Oral Presentation Australian Society for Microbiology Annual Scientific Meeting 2018

Molecular epidemiology of the 2013-2017 pertussis epidemic in Australia (#130)

Alice(Zheng) Xu 1 , Sophie Octavia 1 , Laurence Don Wai Luu 1 , Michael Payne 1 , Verlaine Timms 2 , Alfred Chin Yen Tay 3 , Anthony Keil 4 , Vitali Sintchenko 2 , Ruiting Lan 1
  1. UNSW, Randwick, NSW, Australia
  2. Centre for Infectious Diseases and Microbiology–Public Health, Institute of Clinical Pathology and Medical Research, Sydney, NSW, Australia
  3. Marie Bashir Institute for Infectious Diseases and Biosecurity, The University of Sydney, Sydney, NSW, Australia
  4. Department of Microbiology, Path West Laboratory Medicine WA, Perth, WA, Australia

Background: Pertussis (whooping cough) is a vaccine preventable disease caused by the bacterium Bordetella pertussis.
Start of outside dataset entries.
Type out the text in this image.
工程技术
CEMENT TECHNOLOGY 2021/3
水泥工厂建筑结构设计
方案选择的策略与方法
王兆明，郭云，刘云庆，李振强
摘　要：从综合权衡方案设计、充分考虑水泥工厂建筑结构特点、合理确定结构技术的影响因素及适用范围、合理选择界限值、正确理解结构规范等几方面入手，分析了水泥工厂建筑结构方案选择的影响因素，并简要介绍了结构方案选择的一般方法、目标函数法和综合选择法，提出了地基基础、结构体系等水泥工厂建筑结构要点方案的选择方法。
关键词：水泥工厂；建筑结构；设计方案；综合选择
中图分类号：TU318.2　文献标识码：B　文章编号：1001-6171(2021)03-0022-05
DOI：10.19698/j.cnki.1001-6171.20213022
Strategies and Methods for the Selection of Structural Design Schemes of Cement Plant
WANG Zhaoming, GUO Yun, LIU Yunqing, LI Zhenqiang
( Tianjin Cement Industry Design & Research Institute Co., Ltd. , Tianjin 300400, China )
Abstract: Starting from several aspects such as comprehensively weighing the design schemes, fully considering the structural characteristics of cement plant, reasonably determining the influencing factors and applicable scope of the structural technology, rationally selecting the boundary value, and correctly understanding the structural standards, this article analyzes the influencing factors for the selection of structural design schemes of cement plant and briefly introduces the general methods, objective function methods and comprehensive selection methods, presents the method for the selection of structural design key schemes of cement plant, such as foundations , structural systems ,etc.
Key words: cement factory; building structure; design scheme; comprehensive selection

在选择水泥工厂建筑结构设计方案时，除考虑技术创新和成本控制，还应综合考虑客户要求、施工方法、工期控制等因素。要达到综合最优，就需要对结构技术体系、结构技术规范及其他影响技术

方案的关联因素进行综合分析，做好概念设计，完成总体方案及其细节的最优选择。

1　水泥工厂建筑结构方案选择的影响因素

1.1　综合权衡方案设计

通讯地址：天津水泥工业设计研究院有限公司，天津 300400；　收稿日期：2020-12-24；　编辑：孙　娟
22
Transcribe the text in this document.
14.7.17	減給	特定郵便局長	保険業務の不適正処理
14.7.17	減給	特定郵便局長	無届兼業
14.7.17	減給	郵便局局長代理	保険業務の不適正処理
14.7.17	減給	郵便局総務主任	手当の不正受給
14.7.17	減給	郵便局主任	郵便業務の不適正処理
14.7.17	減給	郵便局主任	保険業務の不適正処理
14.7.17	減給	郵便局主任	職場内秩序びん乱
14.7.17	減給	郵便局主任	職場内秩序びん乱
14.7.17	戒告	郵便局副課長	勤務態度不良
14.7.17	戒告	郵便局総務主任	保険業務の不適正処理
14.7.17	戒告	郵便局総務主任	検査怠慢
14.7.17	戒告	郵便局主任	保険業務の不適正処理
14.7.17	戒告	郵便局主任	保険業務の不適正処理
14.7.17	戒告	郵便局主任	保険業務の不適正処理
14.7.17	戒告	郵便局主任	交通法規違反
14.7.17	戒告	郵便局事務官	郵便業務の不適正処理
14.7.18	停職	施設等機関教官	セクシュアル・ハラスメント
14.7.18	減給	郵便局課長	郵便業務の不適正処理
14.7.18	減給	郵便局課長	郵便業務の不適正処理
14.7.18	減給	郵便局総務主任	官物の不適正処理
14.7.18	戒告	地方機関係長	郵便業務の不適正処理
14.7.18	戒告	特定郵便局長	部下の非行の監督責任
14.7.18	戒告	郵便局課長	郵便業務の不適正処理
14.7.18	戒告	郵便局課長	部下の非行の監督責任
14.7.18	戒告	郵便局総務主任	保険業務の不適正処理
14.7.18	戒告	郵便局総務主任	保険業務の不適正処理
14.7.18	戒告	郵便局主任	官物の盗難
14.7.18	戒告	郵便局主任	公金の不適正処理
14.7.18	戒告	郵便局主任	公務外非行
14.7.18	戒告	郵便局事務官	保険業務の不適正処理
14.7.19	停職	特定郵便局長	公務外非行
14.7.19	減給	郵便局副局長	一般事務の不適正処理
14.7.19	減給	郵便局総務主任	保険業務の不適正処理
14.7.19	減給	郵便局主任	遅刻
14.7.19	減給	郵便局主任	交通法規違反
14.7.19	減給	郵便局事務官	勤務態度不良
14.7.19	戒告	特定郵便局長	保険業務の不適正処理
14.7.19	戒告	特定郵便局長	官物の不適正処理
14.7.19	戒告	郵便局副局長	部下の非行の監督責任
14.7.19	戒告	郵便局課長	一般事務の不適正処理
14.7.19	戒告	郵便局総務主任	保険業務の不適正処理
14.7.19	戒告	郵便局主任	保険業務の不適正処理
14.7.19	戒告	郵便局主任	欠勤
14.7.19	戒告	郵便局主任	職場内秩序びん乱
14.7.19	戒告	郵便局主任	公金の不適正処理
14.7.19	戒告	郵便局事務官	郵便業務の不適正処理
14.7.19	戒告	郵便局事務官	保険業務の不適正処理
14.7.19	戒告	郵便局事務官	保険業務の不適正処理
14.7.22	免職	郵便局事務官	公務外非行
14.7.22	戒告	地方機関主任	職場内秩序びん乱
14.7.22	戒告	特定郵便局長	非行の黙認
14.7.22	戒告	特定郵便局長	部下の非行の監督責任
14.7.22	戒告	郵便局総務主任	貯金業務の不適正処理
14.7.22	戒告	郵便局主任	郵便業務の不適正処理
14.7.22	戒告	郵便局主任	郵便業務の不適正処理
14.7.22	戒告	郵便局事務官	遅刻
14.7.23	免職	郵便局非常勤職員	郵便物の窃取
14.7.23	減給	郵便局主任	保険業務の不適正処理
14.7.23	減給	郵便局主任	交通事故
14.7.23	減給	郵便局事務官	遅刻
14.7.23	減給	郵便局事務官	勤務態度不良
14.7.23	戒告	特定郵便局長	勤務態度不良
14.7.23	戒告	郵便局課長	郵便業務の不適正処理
Despite high vaccine coverage, pertussis has re-emerged to cause epidemic level disease. Our prior studies have shown a rapid increase in the proportion of B. pertussis isolates not expressing PRN (PRN-negative) during the 2008-2012 epidemic. As a new pertussis epidemic occurred in 2015 and to further our understanding of pertussis epidemiology, we characterised Australian B. pertussis isolates from 2013-2017, and compared their molecular characteristics with isolates from the 2008-2012 epidemic.


Methods: Whole-genome sequencing was performed on 78 clinical isolates collected from 2013-2017 to detect single-nucleotide polymorphisms (SNPs) in virulence genes and to determine their SNP profiles (SP). Together with previous 27 previously sequenced Australian B. pertussis isolates, a total of 105 isolates were analysed to determine their phylogenetic relationships. Western immunoblotting was performed to detect the expression of pertussis toxin (PTX), PRN and Filamentous haemagglutinin (FHA) proteins.


Results: The 78 isolates were typed into two SPs: SP13 (SNP cluster I, ptxP3, 96.15% [75/78]) and SP18 (non-cluster I, ptxP1, 3.85% [3/78]). The majority (75/78, 96.15%) of the SP13 isolates had the prn2 and fim3A allele. Three non-cluster I SP18 isolates genotyped as ptxP1-fim3A*-prn1. The frequency of ptxP and fim3 alleles were higher than those observed during the last epidemic. For PRN, 89.74% (70/78) of the isolates were found to be PRN-negative. By contrast, the percentage of PRN-negative isolates increased from 5.13% in 2008 to 77.78% in 2012. One novel PRN inactivation mechanism and a novel fim2-3 allele were also found in this study. Importantly, we detected the first FHA-negative B. pertussis isolate in Australia.


Conclusion: The Australian 2013-2017 pertussis epidemic was predominantly caused by PRN-negative isolates, with local and interstate expansion. Our results suggest that B. pertussis continues to evolve under vaccine-induced selective pressure.